Inilah 10 Fakta Unik tentang Otak Manusia

September 5, 2010 Leave a comment

Otak manusia adalah struktur pusat pengaturan yang memiliki volume sekitar 1.350cc dan terdiri atas 100 juta sel saraf atau neuron. Otak manusia bertanggung jawab terhadap pengaturan seluruh badan dan pemikiran manusia.

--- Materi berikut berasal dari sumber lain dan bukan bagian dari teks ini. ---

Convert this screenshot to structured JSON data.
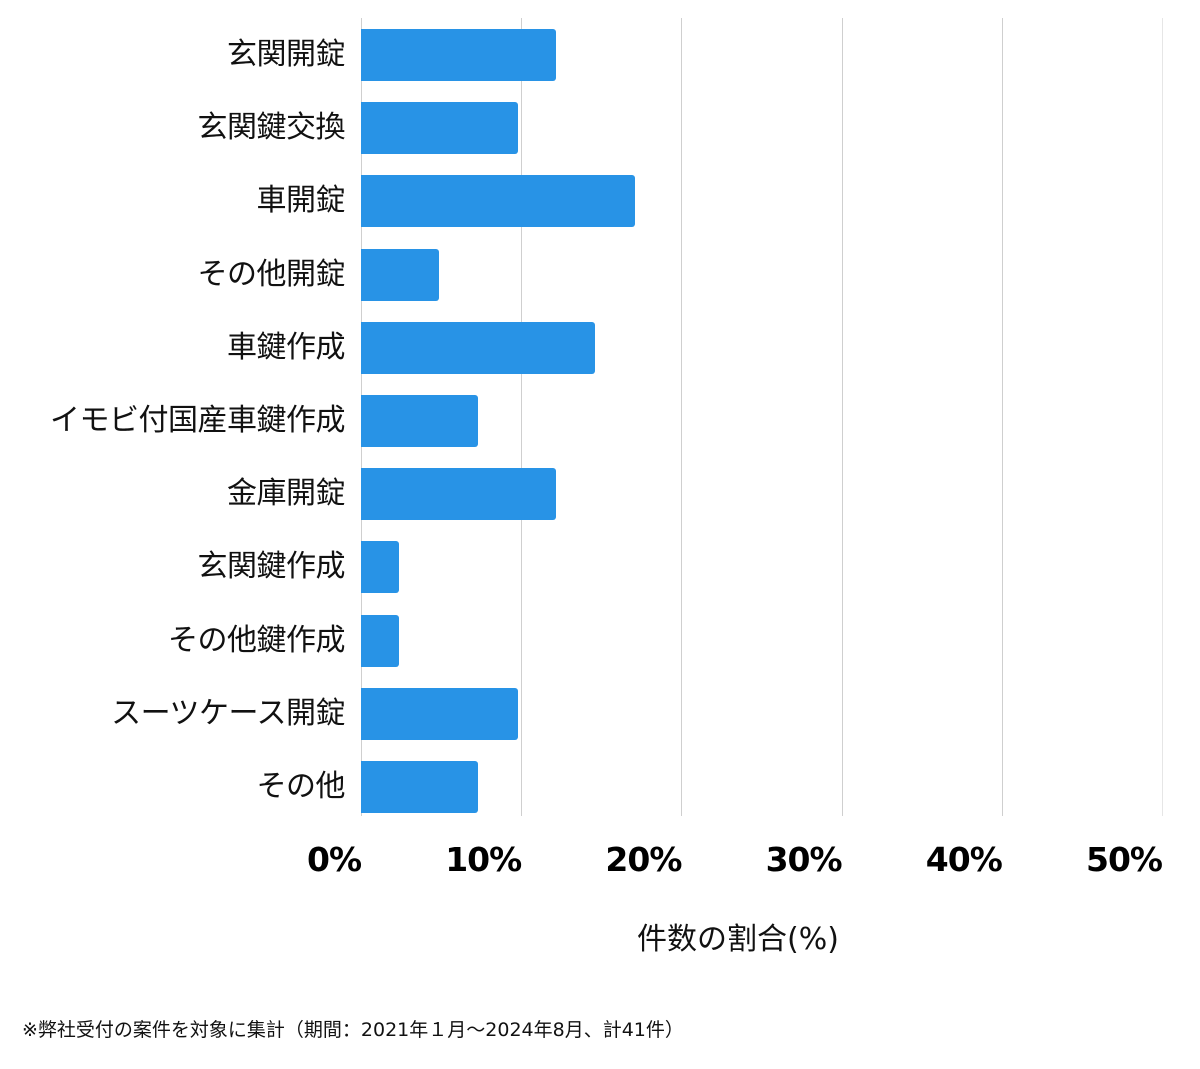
{
  "chart_data": {
    "type": "bar",
    "orientation": "horizontal",
    "title": "",
    "xlabel": "件数の割合(%)",
    "ylabel": "",
    "xlim": [
      0,
      50
    ],
    "x_ticks": [
      "0%",
      "10%",
      "20%",
      "30%",
      "40%",
      "50%"
    ],
    "grid": true,
    "legend": null,
    "bar_color": "#2893e6",
    "categories": [
      "玄関開錠",
      "玄関鍵交換",
      "車開錠",
      "その他開錠",
      "車鍵作成",
      "イモビ付国産車鍵作成",
      "金庫開錠",
      "玄関鍵作成",
      "その他鍵作成",
      "スーツケース開錠",
      "その他"
    ],
    "values": [
      12.2,
      9.8,
      17.1,
      4.9,
      14.6,
      7.3,
      12.2,
      2.4,
      2.4,
      9.8,
      7.3
    ],
    "counts_estimated": [
      5,
      4,
      7,
      2,
      6,
      3,
      5,
      1,
      1,
      4,
      3
    ],
    "total_count": 41,
    "footnote": "※弊社受付の案件を対象に集計（期間：2021年１月〜2024年8月、計41件）"
  },
  "labels": {
    "categories": [
      "玄関開錠",
      "玄関鍵交換",
      "車開錠",
      "その他開錠",
      "車鍵作成",
      "イモビ付国産車鍵作成",
      "金庫開錠",
      "玄関鍵作成",
      "その他鍵作成",
      "スーツケース開錠",
      "その他"
    ],
    "ticks": [
      "0%",
      "10%",
      "20%",
      "30%",
      "40%",
      "50%"
    ],
    "xlabel": "件数の割合(%)",
    "note": "※弊社受付の案件を対象に集計（期間：2021年１月〜2024年8月、計41件）"
  }
}
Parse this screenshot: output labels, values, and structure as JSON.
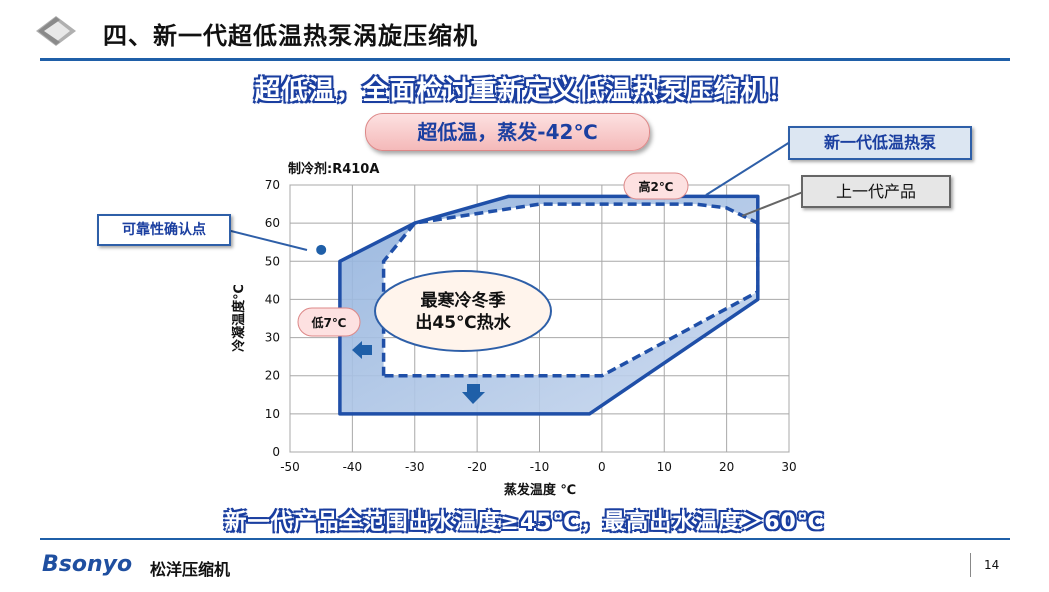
{
  "slide": {
    "title": "四、新一代超低温热泵涡旋压缩机",
    "headline": "超低温，全面检讨重新定义低温热泵压缩机！",
    "pill": "超低温，蒸发-42℃",
    "bottom_banner": "新一代产品全范围出水温度≥45℃，最高出水温度＞60℃",
    "brand": "Bsonyo",
    "brand_cn": "松洋压缩机",
    "page_number": "14"
  },
  "callouts": {
    "new_gen": "新一代低温热泵",
    "prev_gen": "上一代产品",
    "reliability": "可靠性确认点",
    "high": "高2℃",
    "low": "低7℃",
    "winter": "最寒冷冬季\n出45℃热水"
  },
  "chart_data": {
    "type": "area",
    "subtitle": "制冷剂:R410A",
    "xlabel": "蒸发温度 ℃",
    "ylabel": "冷凝温度℃",
    "xlim": [
      -50,
      30
    ],
    "ylim": [
      0,
      70
    ],
    "xticks": [
      -50,
      -40,
      -30,
      -20,
      -10,
      0,
      10,
      20,
      30
    ],
    "yticks": [
      0,
      10,
      20,
      30,
      40,
      50,
      60,
      70
    ],
    "grid": true,
    "series": [
      {
        "name": "新一代低温热泵",
        "style": "solid",
        "color": "#1f4fa8",
        "points": [
          [
            -42,
            10
          ],
          [
            -42,
            50
          ],
          [
            -30,
            60
          ],
          [
            -15,
            67
          ],
          [
            25,
            67
          ],
          [
            25,
            40
          ],
          [
            -2,
            10
          ]
        ]
      },
      {
        "name": "上一代产品",
        "style": "dashed",
        "color": "#1f4fa8",
        "points": [
          [
            -35,
            20
          ],
          [
            -35,
            50
          ],
          [
            -30,
            60
          ],
          [
            -10,
            65
          ],
          [
            15,
            65
          ],
          [
            20,
            64
          ],
          [
            25,
            60
          ],
          [
            25,
            42
          ],
          [
            0,
            20
          ]
        ]
      }
    ],
    "reliability_point": [
      -45,
      53
    ]
  }
}
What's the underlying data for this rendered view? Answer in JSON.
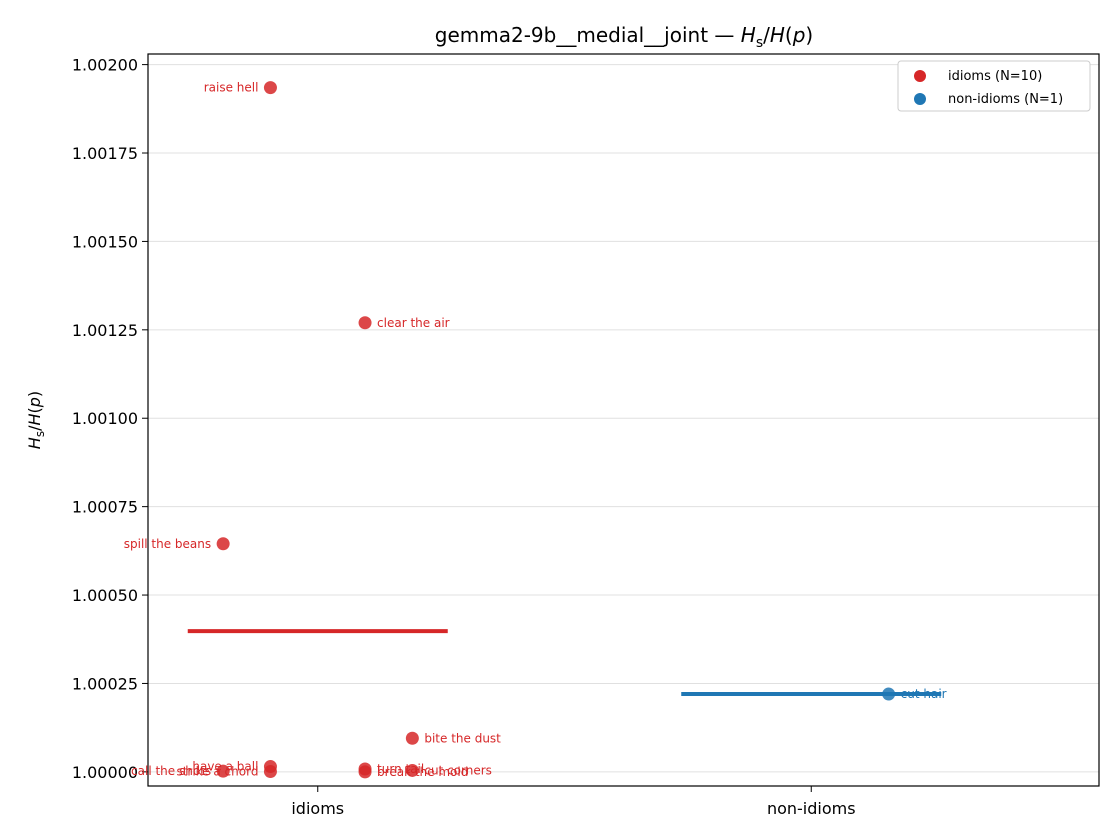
{
  "chart_data": {
    "type": "scatter",
    "title_prefix": "gemma2-9b__medial__joint — ",
    "ylabel": "Hs/H(p)",
    "categories": [
      "idioms",
      "non-idioms"
    ],
    "ylim": [
      0.99996,
      1.00203
    ],
    "yticks": [
      "1.00000",
      "1.00025",
      "1.00050",
      "1.00075",
      "1.00100",
      "1.00125",
      "1.00150",
      "1.00175",
      "1.00200"
    ],
    "grid": "horizontal",
    "legend_position": "top-right",
    "colors": {
      "idioms": "#d62728",
      "non-idioms": "#1f77b4"
    },
    "series": [
      {
        "name": "idioms (N=10)",
        "category": "idioms",
        "mean": 1.000398,
        "points": [
          {
            "label": "raise hell",
            "jitter": -0.11,
            "y": 1.001935,
            "anchor": "end"
          },
          {
            "label": "clear the air",
            "jitter": 0.11,
            "y": 1.00127,
            "anchor": "start"
          },
          {
            "label": "spill the beans",
            "jitter": -0.22,
            "y": 1.000645,
            "anchor": "end"
          },
          {
            "label": "bite the dust",
            "jitter": 0.22,
            "y": 1.000095,
            "anchor": "start"
          },
          {
            "label": "have a ball",
            "jitter": -0.11,
            "y": 1.000015,
            "anchor": "end"
          },
          {
            "label": "strike a chord",
            "jitter": -0.11,
            "y": 1.000001,
            "anchor": "end"
          },
          {
            "label": "call the shots",
            "jitter": -0.22,
            "y": 1.000002,
            "anchor": "end"
          },
          {
            "label": "turn tail",
            "jitter": 0.11,
            "y": 1.000008,
            "anchor": "start"
          },
          {
            "label": "break the mold",
            "jitter": 0.11,
            "y": 1.0,
            "anchor": "start"
          },
          {
            "label": "cut corners",
            "jitter": 0.22,
            "y": 1.000004,
            "anchor": "start"
          }
        ]
      },
      {
        "name": "non-idioms (N=1)",
        "category": "non-idioms",
        "mean": 1.00022,
        "points": [
          {
            "label": "cut hair",
            "jitter": 0.18,
            "y": 1.00022,
            "anchor": "start"
          }
        ]
      }
    ]
  }
}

Oleh karena itu terdapat kaitan erat antara otak dan pemikiran. Otak dan sel saraf didalamnya dipercayai dapat mempengaruhi kognisi manusia. Pengetahuan mengenai otak mempengaruhi perkembangan psikologi kognitif.

1. Kesadaran
Saat bangun di pagi hari, kita tersadar dari tidur. Menikmati sinar matahari dari celah jendela, udara pagi nan sejuk, dan seterusnya. Kita menyebutnya sebagai kesadaran. Bidang ini memicu topik majemuk yang dibahas ilmuwan sejak zaman dulu. Pakar neurologi mutakhir menjabarkan kesadaran sebagai suatu topik riset realistis.

2. Hidup Membeku
Hidup abadi memang hanya ada dalam khayalan manusia. Namun ilmuwan telah menemukan cryonic, temuan yang mampu membuat manusia memiliki dua kehidupan. Salah satu pusat cryonic adalah Alcor Life Extension Foundation, di Arizona, yang menyimpan tubuh mahluk hidup dalam tabung berisi nitrogen cair dengan suhu minud 320 fahrenheit.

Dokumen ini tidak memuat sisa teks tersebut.